А может, здесь и разгадка: тяжко только наследовать, когда душа жаждет собственного творения, тяжко бремя имени, а нельзя отказаться от него, и значит, надо как-то исхитриться и жизнь свою выделать, судьбу какую-никакую сделать из нее и тем оправдать свое право стоять рядом с замечательными предками…
Черт! Трудно писать о друге. Того и гляди, наврешь, и я чувствую уже, как поползла в строку гунявая, нудная интонация, и еще чуть-чуть – и такая грянет торжествующая фальшь, что меня стошнит. Короче, занесла его нелегкая в Сибирь, он тут потерся-потерся, да и прожил пятнадцать лет; этих годов назад не воротишь и не расстанешься с тем, что обрел, покуда не изживешь этого, хотя бы в литературе. О крае этом мало кто толково писал, и слово здесь от веку звучало лишь изустно; может, именно по этой причине рассказы его так поразительны, так достоверны, что здесь, в языковой стихии, печатное слово вынуждено искать очень весомого оправдания себе.
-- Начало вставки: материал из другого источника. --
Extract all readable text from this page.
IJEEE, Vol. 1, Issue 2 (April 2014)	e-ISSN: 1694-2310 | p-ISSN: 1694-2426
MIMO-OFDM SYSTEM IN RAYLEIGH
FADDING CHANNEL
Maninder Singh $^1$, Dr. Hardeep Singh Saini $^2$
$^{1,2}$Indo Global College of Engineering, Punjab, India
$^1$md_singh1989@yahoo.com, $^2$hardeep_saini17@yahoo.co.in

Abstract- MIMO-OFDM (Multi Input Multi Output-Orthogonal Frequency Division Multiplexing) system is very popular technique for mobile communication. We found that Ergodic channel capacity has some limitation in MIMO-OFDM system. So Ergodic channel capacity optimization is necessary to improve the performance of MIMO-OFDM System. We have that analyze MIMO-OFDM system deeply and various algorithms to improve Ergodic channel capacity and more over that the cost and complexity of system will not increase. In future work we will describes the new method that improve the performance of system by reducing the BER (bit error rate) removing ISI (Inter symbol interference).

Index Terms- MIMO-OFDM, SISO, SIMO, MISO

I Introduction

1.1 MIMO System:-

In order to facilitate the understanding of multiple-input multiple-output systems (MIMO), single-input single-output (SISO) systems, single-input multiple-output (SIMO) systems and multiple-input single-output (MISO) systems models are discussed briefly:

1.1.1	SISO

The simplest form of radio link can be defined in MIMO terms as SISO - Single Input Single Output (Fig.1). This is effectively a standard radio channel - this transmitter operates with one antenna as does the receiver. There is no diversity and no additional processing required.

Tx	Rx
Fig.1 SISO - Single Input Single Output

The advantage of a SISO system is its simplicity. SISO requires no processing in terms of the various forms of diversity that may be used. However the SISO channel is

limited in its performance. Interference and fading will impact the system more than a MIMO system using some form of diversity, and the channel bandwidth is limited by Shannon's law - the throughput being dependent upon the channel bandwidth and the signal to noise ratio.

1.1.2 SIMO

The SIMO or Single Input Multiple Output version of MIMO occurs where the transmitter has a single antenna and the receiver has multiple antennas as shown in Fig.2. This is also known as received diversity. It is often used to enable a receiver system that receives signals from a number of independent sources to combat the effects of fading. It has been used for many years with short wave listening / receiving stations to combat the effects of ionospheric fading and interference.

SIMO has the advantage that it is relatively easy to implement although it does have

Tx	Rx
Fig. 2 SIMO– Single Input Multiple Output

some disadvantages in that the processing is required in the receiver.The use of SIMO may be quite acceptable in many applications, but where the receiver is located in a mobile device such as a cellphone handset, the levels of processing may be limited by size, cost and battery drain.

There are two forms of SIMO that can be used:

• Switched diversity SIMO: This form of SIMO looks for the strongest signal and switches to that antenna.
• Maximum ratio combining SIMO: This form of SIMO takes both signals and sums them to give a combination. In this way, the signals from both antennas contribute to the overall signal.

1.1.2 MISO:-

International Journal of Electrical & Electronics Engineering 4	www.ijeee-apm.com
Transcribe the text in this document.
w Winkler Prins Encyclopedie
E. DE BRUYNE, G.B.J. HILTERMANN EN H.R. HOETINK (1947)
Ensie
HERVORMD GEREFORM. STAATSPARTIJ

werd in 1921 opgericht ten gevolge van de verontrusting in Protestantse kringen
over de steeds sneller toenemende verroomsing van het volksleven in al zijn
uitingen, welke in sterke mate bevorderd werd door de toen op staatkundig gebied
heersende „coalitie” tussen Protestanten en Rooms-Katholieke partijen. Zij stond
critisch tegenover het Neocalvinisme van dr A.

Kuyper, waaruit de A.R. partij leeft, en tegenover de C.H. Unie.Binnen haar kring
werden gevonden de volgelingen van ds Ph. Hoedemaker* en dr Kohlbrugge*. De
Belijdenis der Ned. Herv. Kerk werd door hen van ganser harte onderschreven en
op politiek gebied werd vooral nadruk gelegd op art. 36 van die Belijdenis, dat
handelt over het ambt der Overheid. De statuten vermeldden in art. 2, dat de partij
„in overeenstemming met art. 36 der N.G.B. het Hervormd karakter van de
В Москву Мишка приезжал после охоты, весной, с повадками мужика, который распугает любую литературную тусовку. Мы пили пиво, он рассказывал свои сибирские байки, всегда очень громким голосом, почти крича, будто силясь переорать рев мотора или шум воды, и – мне казалось – я прямо вижу, как «прет» Енисей весной, неся бревна и сверкающий лед, или как вдруг в пороге срезает шпонку винта и потерявшую ход лодку сминает и крушит вал тяжелой, как железо, воды, или как подкрадывается зима, вдруг сжимая лес неподвижным холодом, и звезды в небе блестят льдисто, и вода дымится, как кипяток, и тишина – будто кто-то вырубил звук и ты смотришь немое кино…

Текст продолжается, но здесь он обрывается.